In that sense, are we philosophically and psychologically really heading towards a multipolar world? I suspect not, I would wager that multipolarity will be operating strictly in the realm of pure power politics in terms of Darwinian competition for influence and prestige. However, the conflicts to come will no longer revolve around grand ideological clashes or competing narratives as perhaps was the case at the height of the Cold War. Mankind has evolved and now agrees that its pretty good to have WeChat Governance, but perhaps the argument will now be which government or state gets to control the data, the spice that flows that makes all of this possible.

Even more important is the fundamental question of what is "backing this", what really is holding these structures together in a physical sense from a security perspective? None of these new digital payment systems are possible without an elaborate industry of KYC-AML biometric checking that is inextricably and intimately tied to Intelligence agencies.

The argument about whether data, whether this spice should be invasively harvested and collected in the first place, is for all intents and purposes dead. The Cypherpunks though they have still managed to create a legacy and a technological culture that has yielded tools to allow for a more discretionary digital existence have failed to generate the network effect to pose a challenge to WeChat Government. Even more so, now that in American Empire, Trump has appointed JD Vance, a man who is from the faction of elites who want to create an American WeChat Government (backed by Thiel, Musk, Balaji - the Paypal and Web3 circles).

Post-Fukuyaman WeChat Government if you look around for it, if you stop, pause and reflect is everywhere, no matter where you go in the world. It is the undisputed consensus global ideology of this decade and perhaps may seal its dominance in the century to come. The alternative - the genuine radical alternative of encryption maximalist, self-sovereign obfuscated identity, truly fungible digital currency (like XMR) is so niche at present that it cannot even be posited as a viable alternative. It has no cultural power, it has no network appeal, it has no urgency and few even are aware that there is a way to live beyond Google, Microsoft and Amazon.

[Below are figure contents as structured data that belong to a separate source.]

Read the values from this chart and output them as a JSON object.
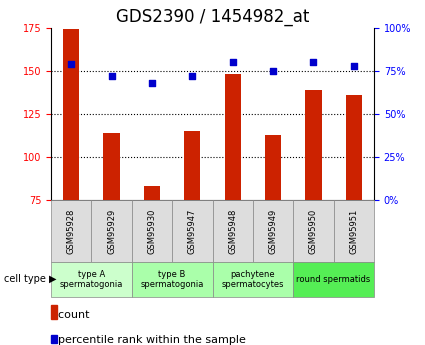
{
  "title": "GDS2390 / 1454982_at",
  "samples": [
    "GSM95928",
    "GSM95929",
    "GSM95930",
    "GSM95947",
    "GSM95948",
    "GSM95949",
    "GSM95950",
    "GSM95951"
  ],
  "counts": [
    174,
    114,
    83,
    115,
    148,
    113,
    139,
    136
  ],
  "percentiles": [
    79,
    72,
    68,
    72,
    80,
    75,
    80,
    78
  ],
  "ymin": 75,
  "ymax": 175,
  "yticks": [
    75,
    100,
    125,
    150,
    175
  ],
  "y2min": 0,
  "y2max": 100,
  "y2ticks": [
    0,
    25,
    50,
    75,
    100
  ],
  "y2ticklabels": [
    "0%",
    "25%",
    "50%",
    "75%",
    "100%"
  ],
  "bar_color": "#cc2200",
  "dot_color": "#0000cc",
  "cell_type_groups": [
    {
      "label": "type A\nspermatogonia",
      "start": 0,
      "end": 2,
      "color": "#ccffcc"
    },
    {
      "label": "type B\nspermatogonia",
      "start": 2,
      "end": 4,
      "color": "#aaffaa"
    },
    {
      "label": "pachytene\nspermatocytes",
      "start": 4,
      "end": 6,
      "color": "#aaffaa"
    },
    {
      "label": "round spermatids",
      "start": 6,
      "end": 8,
      "color": "#55ee55"
    }
  ],
  "cell_type_label": "cell type",
  "legend_count_label": "count",
  "legend_percentile_label": "percentile rank within the sample",
  "bar_width": 0.4,
  "title_fontsize": 12,
  "tick_label_fontsize": 7,
  "axis_label_fontsize": 8,
  "legend_fontsize": 8
}
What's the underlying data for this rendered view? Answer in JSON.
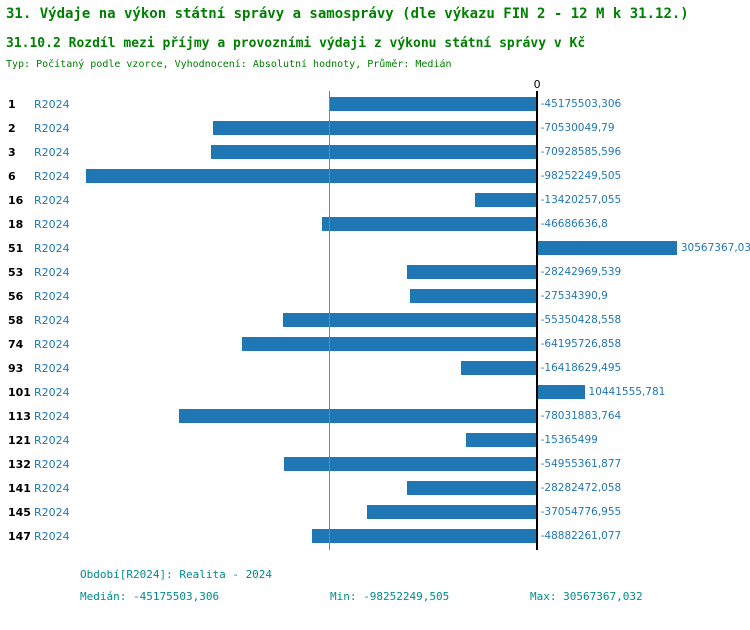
{
  "header": {
    "title": "31. Výdaje na výkon státní správy a samosprávy (dle výkazu FIN 2 - 12 M k 31.12.)",
    "subtitle": "31.10.2 Rozdíl mezi příjmy a provozními výdaji z výkonu státní správy v Kč",
    "meta": "Typ: Počítaný podle vzorce, Vyhodnocení: Absolutní hodnoty, Průměr: Medián"
  },
  "chart_data": {
    "type": "bar",
    "orientation": "horizontal",
    "title": "31.10.2 Rozdíl mezi příjmy a provozními výdaji z výkonu státní správy v Kč",
    "zero_label": "0",
    "xlim": [
      -99500000,
      46500000
    ],
    "median_value": -45175503.306,
    "bar_color": "#1f77b4",
    "rows": [
      {
        "id": "1",
        "period": "R2024",
        "value": -45175503.306,
        "label": "-45175503,306"
      },
      {
        "id": "2",
        "period": "R2024",
        "value": -70530049.79,
        "label": "-70530049,79"
      },
      {
        "id": "3",
        "period": "R2024",
        "value": -70928585.596,
        "label": "-70928585,596"
      },
      {
        "id": "6",
        "period": "R2024",
        "value": -98252249.505,
        "label": "-98252249,505"
      },
      {
        "id": "16",
        "period": "R2024",
        "value": -13420257.055,
        "label": "-13420257,055"
      },
      {
        "id": "18",
        "period": "R2024",
        "value": -46686636.8,
        "label": "-46686636,8"
      },
      {
        "id": "51",
        "period": "R2024",
        "value": 30567367.03,
        "label": "30567367,03"
      },
      {
        "id": "53",
        "period": "R2024",
        "value": -28242969.539,
        "label": "-28242969,539"
      },
      {
        "id": "56",
        "period": "R2024",
        "value": -27534390.9,
        "label": "-27534390,9"
      },
      {
        "id": "58",
        "period": "R2024",
        "value": -55350428.558,
        "label": "-55350428,558"
      },
      {
        "id": "74",
        "period": "R2024",
        "value": -64195726.858,
        "label": "-64195726,858"
      },
      {
        "id": "93",
        "period": "R2024",
        "value": -16418629.495,
        "label": "-16418629,495"
      },
      {
        "id": "101",
        "period": "R2024",
        "value": 10441555.781,
        "label": "10441555,781"
      },
      {
        "id": "113",
        "period": "R2024",
        "value": -78031883.764,
        "label": "-78031883,764"
      },
      {
        "id": "121",
        "period": "R2024",
        "value": -15365499,
        "label": "-15365499"
      },
      {
        "id": "132",
        "period": "R2024",
        "value": -54955361.877,
        "label": "-54955361,877"
      },
      {
        "id": "141",
        "period": "R2024",
        "value": -28282472.058,
        "label": "-28282472,058"
      },
      {
        "id": "145",
        "period": "R2024",
        "value": -37054776.955,
        "label": "-37054776,955"
      },
      {
        "id": "147",
        "period": "R2024",
        "value": -48882261.077,
        "label": "-48882261,077"
      }
    ]
  },
  "footer": {
    "period_line": "Období[R2024]: Realita - 2024",
    "median": "Medián: -45175503,306",
    "min": "Min: -98252249,505",
    "max": "Max: 30567367,032"
  },
  "colors": {
    "title_green": "#008000",
    "footer_teal": "#008b8b",
    "bar_blue": "#1f77b4",
    "axis_black": "#000000",
    "median_line": "#4f8fbf"
  }
}
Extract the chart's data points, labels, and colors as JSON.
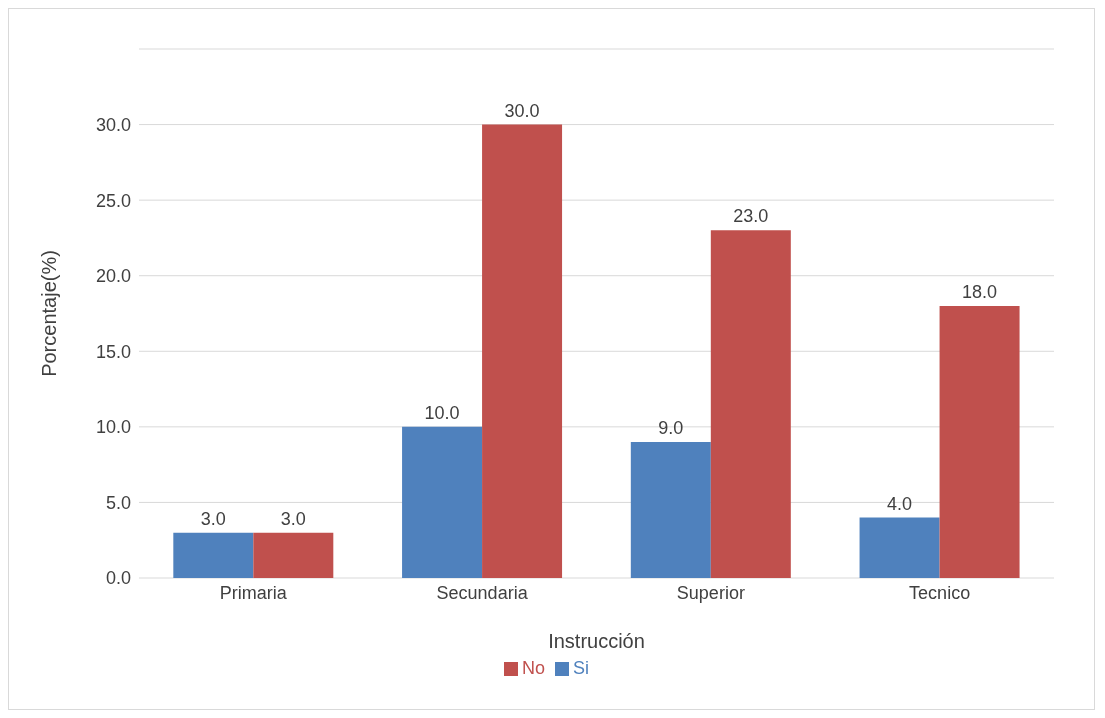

It is delicious irony however, that this project though it started in American Empire, is being perfected by the Chinese Communist Party to such a degree that it has now become the standard of aspiration for the New American Technocrats like Elon Musk.

All of this poses extremely difficult questions to aspirations for Islamicate Sovereignty, and Muslim political theory in general - is WeChat Government inevitable? Must the Ishmaelite reconcile himself to it, accept it but simply quibble over the type of token, the owners of the network and the aesthetics of the whole thing? The alternative of radical individual responsibility seems distant and utopian, perhaps some pragmatic arrangement will have to be made to usher in an Islamicate Cybernetics that forges a new political theory of authority and data. A new understanding of sovereignty and technology.